Demonstrations take place every Wednesday from 12.30pm-1.30pm up to and including Wednesday 21 December, resuming in early 2023.
First up to showcase their skills, from now until the Christmas break, are restoration and conservation experts Stone Edge. They will be explaining the story of the stone, from the quarry to its final installation in the building, as they carve ornate new pieces to replace worn and damaged stonework from the town hall.
Stone Edge will be followed in the New Year by craftspeople including Heritage Mosaic, who are restoring the Town Hall’s intricately designed marble piece-patterned floors.
As well as the obvious legacy of safeguarding the Town Hall and improving access to the building and its treasures, one of the Our Town Hall project’s key objectives is to create a legacy of skills, jobs and inspiration, which the Council are working with management contractor Lendlease to achieve. So far 237 new jobs have been created through the project, 75 apprenticeships (level two and three) - 68 of them taken up by Manchester people – and a further 48 higher level apprenticeships. This includes three apprentices taken on by Stone Edge.
Councillor Luthfur Rahman, Deputy Leader of Manchester City Council, said:
“Manchester Town Hall is a remarkable asset for the city which is being safeguarded by the largest heritage project currently underway in the UK.
“While the work has required specialist skills, it has also given us the opportunity to create a legacy by passing on those skills to a new generation – and inspiring others.
“We wanted to open up a window on this work and let people see for themselves the care, attention and expertise which are going into this huge undertaking. I’m sure the artisan studio will offer a fascinating behind-the-scenes insight.”
Richard Denneny, Director of Stone Edge, said:
“The involvement of our heritage operatives in the Our Town Hall project has been a wonderful journey so far.
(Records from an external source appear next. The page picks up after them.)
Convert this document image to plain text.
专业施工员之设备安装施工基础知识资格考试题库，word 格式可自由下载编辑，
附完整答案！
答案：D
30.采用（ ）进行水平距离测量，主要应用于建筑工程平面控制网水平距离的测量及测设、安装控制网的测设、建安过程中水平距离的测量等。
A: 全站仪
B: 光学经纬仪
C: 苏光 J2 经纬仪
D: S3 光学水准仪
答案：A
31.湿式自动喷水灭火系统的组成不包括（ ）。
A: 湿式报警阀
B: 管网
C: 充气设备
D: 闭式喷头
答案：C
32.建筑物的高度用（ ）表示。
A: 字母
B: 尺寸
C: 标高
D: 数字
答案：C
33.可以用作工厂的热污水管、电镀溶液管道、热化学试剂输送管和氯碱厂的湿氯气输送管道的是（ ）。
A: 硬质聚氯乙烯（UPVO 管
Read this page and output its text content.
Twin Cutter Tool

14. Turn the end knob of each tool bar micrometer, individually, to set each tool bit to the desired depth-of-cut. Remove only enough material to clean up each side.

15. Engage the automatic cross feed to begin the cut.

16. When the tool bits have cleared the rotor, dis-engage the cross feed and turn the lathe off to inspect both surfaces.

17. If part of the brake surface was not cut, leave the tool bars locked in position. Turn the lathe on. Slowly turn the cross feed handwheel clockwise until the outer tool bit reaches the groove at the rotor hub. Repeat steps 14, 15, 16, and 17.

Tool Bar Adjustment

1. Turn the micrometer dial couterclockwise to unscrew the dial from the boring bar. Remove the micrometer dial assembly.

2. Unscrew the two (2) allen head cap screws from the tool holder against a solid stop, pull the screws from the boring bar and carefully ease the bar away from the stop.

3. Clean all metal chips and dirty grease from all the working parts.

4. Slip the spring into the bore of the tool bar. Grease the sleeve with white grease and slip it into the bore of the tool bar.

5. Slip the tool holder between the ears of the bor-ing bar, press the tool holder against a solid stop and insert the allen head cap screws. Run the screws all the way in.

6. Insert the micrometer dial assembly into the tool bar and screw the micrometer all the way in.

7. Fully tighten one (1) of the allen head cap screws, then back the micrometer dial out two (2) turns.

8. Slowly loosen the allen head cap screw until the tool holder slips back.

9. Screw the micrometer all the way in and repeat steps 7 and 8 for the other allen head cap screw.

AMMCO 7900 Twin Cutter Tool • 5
Through the social value initiative, we have had the opportunity to train three apprentices from the local area and provide them with unique knowledge, skills and experience in the built environment and conservation sector.
“Our first apprenticeship will be formally completed before Christmas this year which is a fantastic achievement. There aren’t many apprentices who can say they have served their time on such an important and prestigious building as Manchester Town Hall.
“The artisan studio opens up a window into our work that been underway high up on the Victorian faced and is a great opportunity for people to see first-hand the great work the masons and their apprentices have been undertaking.”
Lucille Wakins-Brazier, Head of Social Impact at Lendlease Europe, said:
“The artisan studio is a great examples of how we can provide important skilling opportunities for the existing and future workforce, helping to improve productivity and ensuring we are passing on traditional heritage skills from one generation to the next. To meet the future needs of the industry, we know we need to provide accessible learning and skilling opportunities and are committed to supporting a diverse range of entry pathways to those seeking a career in the built environment. This is a key element of our social value approach.”
The artisan studio is on Albert Square, opposite Brazennose Street.